The fact that we are likely to see 2 varieties of banana go commercially extinct within a single century, is kind of nuts. It seems that the half-life of a commercial banana variety is less that 50 years. The only reason we still have commercial bananas today is because of the rather deep genetic diversity in bananas the earth continued to possess in the 1950’s. That genetic diversity is significantly diminished today.
If we value the banana market as a perpetual annuity with the 2023 growth rate of 7% and a discount rate of 3%, the net present value of the banana market to the citizens of the world is approximately $3.5 Trillion.
How much is it rational to spend preserving this perpetual annuity? Anyway you slice it, the answer is very big… and very much bigger than is currently being spent to preserve the genetic diversity of the banana today.
What was the value of the American Chestnut tree? Hard to say, but it is clear that the loss was massive. I've read estimates that the American Chestnut provided (as fodder) something like 10% of the energy for the pre-extinction American transportation system as well as a substantial winter food source for all kinds of livestock, game and people. Just as transportation energy the yearly value of the American Chestnut would have been about 2% of US GDP.

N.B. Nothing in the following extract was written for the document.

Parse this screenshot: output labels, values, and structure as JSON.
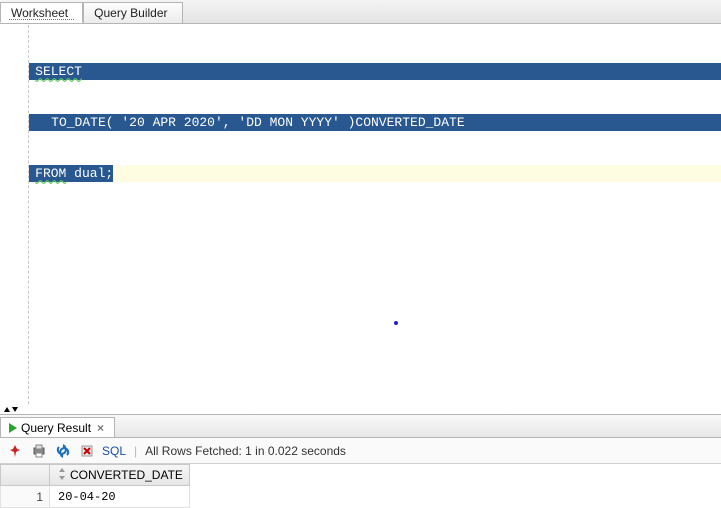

any number of analogies are applicable: breeding extant animals to resemble extinct ones based on what some self-appointed human reckons they were like is not comparable to preservation.
it's nostalgia, it is ego, it's a vanity project, essentially. no surprise it was inspired by the Nazis
Haha, no.
> Some of the criticism of the Quagga Project could be put to rest next year. That’s when Annelin Molotsi, a molecular biologist working on the project, plans to sequence the genome of the re-bred quaggas.
> “I think it will answer a lot of questions,” Molotsi said.